Conditional and unconditional inhibition of calcium-activated potassium channels by reversible protein phosphorylation

Large conductance, calcium-activated potassium channels (BKCa or maxi-K) are important determinants of membrane excitability in many cell types. We used patch clamp techniques to study the biochemical regulatiom of native BKCa channel proteins by endogenous Ser/Thr-directed protein kinases and phosphatases in cell-free membrane patches from rat pituitary tumor cells (GE(4)C(1)). When protein kinase activity was blocked by removing ATP, endogenous protein phosphatases slowly increased BKCa channel activity approximately 3-fold. Dephosphorylated channels could be activated fully by physiological increases in cytoplasmic calcium or membrane depolarization. In contrast, endogenous protein kinases inhibited BKCa channel activity at two functionally distinct sites. A closely associated, cAMP-dependent protein kinase rapidly reduced channel activity in a conditional manner that could be overcome completely by increasing cytoplasmic free calcium 3-fold or 20 mV further depolarization.
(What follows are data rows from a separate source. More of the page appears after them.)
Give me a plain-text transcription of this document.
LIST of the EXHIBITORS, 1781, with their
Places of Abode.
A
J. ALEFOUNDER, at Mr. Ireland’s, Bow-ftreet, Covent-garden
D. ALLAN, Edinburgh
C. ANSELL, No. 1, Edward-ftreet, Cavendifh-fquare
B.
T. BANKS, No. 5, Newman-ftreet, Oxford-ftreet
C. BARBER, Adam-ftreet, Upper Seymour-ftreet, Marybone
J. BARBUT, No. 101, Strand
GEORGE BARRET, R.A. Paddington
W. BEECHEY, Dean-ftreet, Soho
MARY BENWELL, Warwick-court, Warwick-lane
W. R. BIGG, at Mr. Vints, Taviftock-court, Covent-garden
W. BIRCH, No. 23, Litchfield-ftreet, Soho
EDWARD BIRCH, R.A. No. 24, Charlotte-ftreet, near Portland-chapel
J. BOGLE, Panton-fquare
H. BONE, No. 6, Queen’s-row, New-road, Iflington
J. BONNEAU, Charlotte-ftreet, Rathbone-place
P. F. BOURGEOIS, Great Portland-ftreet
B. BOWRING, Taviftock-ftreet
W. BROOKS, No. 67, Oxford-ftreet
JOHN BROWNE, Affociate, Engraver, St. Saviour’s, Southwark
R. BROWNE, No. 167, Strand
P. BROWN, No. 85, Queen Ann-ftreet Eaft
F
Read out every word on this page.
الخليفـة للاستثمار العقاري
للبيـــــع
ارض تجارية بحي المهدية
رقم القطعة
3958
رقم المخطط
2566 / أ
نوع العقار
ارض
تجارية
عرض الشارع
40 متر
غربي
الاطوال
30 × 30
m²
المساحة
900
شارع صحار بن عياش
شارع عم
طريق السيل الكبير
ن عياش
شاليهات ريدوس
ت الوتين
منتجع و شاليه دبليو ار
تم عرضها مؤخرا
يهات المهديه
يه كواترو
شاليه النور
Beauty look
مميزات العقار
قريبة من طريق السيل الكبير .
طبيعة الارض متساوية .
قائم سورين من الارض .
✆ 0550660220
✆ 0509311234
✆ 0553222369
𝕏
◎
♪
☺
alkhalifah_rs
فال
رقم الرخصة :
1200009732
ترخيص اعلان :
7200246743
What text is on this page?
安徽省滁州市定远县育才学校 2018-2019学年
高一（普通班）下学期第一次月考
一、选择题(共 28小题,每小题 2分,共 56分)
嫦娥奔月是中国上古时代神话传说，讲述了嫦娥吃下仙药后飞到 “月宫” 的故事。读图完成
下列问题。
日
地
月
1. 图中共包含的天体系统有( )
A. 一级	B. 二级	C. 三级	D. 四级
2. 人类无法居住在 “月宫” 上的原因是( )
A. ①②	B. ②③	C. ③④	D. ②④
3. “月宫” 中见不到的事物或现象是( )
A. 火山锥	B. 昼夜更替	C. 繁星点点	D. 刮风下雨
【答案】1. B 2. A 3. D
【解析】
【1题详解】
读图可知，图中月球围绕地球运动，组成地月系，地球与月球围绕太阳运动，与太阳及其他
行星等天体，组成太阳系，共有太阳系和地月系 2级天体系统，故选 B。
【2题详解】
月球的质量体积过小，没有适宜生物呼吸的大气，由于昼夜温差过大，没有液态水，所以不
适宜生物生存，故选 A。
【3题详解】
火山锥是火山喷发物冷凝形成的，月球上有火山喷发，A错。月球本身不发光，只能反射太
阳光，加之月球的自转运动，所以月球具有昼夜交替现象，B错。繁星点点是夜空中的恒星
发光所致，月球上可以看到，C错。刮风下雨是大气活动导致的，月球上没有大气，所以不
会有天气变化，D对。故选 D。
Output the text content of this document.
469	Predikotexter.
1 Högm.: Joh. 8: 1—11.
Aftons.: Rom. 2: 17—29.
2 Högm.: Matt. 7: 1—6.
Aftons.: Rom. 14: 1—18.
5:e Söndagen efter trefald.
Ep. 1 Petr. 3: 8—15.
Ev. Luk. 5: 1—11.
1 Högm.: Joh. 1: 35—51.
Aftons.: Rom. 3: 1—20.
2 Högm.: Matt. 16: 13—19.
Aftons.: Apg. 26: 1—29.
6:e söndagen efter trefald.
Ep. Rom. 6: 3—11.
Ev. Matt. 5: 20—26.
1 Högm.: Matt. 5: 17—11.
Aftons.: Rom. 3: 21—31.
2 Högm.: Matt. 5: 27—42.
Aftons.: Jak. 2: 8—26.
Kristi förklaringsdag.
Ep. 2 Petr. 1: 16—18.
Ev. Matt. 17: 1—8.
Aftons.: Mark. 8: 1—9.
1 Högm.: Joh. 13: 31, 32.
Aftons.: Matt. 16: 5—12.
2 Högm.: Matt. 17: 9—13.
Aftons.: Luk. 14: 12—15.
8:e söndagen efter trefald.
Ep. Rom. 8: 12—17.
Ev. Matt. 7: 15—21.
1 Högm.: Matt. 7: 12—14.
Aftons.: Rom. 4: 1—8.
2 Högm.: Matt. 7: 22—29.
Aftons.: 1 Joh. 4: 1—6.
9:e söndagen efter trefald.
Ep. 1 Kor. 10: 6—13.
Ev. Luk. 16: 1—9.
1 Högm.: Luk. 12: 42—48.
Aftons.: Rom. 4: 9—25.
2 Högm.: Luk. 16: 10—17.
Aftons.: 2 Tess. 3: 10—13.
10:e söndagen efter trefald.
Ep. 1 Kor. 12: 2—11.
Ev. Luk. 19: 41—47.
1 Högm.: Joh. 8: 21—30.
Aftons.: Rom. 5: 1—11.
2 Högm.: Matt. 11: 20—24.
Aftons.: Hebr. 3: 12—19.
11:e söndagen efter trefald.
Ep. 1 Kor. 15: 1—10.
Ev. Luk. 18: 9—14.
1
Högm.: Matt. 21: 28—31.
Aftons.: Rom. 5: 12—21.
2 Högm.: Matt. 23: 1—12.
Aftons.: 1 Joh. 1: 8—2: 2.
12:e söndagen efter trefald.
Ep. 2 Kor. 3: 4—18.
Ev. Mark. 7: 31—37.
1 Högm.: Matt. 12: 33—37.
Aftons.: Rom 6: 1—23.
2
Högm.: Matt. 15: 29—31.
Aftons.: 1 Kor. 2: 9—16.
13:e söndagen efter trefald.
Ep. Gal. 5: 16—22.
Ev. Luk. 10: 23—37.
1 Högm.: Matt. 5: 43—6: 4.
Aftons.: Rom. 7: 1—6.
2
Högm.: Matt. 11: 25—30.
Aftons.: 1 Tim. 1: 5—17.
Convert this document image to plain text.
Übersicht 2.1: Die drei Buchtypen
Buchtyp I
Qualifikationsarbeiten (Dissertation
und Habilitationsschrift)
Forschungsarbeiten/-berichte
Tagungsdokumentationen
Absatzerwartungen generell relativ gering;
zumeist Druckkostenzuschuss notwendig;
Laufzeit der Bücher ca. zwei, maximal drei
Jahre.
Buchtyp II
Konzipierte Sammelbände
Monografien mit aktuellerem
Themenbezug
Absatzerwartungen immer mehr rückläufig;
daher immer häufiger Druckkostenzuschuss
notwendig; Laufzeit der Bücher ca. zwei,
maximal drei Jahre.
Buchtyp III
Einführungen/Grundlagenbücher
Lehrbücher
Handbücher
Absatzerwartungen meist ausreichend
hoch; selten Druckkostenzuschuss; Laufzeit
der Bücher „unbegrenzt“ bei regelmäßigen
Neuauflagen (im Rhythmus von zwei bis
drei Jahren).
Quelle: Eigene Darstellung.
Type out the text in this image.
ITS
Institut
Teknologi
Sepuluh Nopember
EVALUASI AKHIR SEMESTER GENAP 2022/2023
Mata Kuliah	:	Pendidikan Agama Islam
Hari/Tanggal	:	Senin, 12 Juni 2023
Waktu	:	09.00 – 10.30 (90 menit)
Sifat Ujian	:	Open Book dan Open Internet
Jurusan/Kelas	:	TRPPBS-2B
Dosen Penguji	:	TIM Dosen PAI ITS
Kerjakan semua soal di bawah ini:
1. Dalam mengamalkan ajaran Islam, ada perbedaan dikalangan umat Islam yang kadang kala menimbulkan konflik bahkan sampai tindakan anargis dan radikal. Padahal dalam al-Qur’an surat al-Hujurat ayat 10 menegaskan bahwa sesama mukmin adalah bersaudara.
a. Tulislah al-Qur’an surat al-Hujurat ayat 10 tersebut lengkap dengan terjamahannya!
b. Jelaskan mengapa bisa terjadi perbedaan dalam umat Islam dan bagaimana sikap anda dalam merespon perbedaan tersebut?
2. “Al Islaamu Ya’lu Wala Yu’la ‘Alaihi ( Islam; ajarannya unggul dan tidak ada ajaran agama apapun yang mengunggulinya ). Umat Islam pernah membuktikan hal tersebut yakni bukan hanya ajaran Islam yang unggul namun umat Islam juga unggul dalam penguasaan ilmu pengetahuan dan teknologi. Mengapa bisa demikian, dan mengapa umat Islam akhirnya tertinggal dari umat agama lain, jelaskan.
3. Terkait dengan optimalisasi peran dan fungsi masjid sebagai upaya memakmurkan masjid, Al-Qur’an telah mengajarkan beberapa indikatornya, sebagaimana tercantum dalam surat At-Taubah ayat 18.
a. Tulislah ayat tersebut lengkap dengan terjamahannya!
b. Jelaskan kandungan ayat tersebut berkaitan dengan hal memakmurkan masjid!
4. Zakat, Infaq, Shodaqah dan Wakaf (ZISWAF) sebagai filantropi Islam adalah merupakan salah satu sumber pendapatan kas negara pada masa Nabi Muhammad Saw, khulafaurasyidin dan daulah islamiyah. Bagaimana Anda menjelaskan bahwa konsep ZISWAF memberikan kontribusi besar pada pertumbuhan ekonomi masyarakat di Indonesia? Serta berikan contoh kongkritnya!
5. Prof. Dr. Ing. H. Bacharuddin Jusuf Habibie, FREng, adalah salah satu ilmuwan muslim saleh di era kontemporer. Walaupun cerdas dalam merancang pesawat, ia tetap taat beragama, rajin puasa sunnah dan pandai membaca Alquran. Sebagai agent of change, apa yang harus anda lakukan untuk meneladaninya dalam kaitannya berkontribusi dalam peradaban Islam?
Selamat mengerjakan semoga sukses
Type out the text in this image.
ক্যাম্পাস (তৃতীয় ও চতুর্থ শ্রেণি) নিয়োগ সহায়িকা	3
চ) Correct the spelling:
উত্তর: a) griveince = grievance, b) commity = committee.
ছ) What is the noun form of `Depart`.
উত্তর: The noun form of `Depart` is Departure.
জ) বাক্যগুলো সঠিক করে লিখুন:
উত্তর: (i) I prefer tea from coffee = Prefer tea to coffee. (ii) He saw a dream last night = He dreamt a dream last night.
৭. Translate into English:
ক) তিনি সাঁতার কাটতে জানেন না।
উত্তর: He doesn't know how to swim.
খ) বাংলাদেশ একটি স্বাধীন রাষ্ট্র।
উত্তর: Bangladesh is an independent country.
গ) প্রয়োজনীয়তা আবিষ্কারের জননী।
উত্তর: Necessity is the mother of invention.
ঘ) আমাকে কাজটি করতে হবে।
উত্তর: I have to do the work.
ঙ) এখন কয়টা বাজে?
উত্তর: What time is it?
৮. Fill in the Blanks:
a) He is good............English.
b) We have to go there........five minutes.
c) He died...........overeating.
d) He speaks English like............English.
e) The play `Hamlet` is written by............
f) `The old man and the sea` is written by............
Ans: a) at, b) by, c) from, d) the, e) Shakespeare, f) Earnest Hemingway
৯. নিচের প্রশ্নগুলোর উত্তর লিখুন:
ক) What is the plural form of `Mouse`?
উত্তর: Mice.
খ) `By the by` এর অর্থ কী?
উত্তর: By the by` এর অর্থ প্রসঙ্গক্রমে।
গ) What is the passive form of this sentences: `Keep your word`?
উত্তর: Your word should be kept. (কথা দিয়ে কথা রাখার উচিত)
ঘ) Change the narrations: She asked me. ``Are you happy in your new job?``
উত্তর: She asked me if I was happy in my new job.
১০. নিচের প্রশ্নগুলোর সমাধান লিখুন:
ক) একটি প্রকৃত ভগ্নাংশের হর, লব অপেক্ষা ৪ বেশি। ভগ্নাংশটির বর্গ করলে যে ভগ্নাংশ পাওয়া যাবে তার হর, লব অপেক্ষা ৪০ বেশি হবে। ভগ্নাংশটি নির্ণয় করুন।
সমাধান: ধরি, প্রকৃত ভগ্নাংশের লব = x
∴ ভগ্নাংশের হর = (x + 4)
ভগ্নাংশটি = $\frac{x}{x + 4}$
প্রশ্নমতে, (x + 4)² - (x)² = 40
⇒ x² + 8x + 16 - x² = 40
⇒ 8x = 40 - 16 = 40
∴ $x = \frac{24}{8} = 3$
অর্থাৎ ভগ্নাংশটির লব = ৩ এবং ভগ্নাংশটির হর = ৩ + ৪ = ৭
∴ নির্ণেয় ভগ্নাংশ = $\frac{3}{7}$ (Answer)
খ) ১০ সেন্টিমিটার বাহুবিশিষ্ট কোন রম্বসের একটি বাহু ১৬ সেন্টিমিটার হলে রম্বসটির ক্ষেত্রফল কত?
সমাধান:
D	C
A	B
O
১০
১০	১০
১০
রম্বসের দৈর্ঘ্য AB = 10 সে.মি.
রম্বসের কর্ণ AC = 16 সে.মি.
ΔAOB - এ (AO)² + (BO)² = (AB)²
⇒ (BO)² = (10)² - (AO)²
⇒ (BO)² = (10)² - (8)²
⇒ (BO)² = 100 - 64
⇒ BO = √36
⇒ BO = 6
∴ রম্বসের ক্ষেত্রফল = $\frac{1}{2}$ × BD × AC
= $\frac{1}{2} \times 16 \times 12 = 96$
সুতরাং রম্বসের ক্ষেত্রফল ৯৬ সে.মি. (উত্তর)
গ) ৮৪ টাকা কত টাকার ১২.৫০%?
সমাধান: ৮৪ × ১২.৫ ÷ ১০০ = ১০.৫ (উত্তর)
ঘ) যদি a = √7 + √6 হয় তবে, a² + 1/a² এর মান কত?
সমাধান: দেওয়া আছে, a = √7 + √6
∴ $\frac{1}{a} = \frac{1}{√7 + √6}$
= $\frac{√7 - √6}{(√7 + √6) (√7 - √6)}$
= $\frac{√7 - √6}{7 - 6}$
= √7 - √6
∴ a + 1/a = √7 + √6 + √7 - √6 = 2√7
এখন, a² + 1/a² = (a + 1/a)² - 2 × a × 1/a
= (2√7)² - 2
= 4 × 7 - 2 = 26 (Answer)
Phosphorylation at a pharmacologically distinct site inhibited channel activity unconditionally by reducing availability to approximately half that of maximum at all physiological calcium and voltages. Conditional versus unconditional inhibition of BKCa channel activity through different protein kinases provides cells with a powerful computational mechanism for regulating membrane excitability.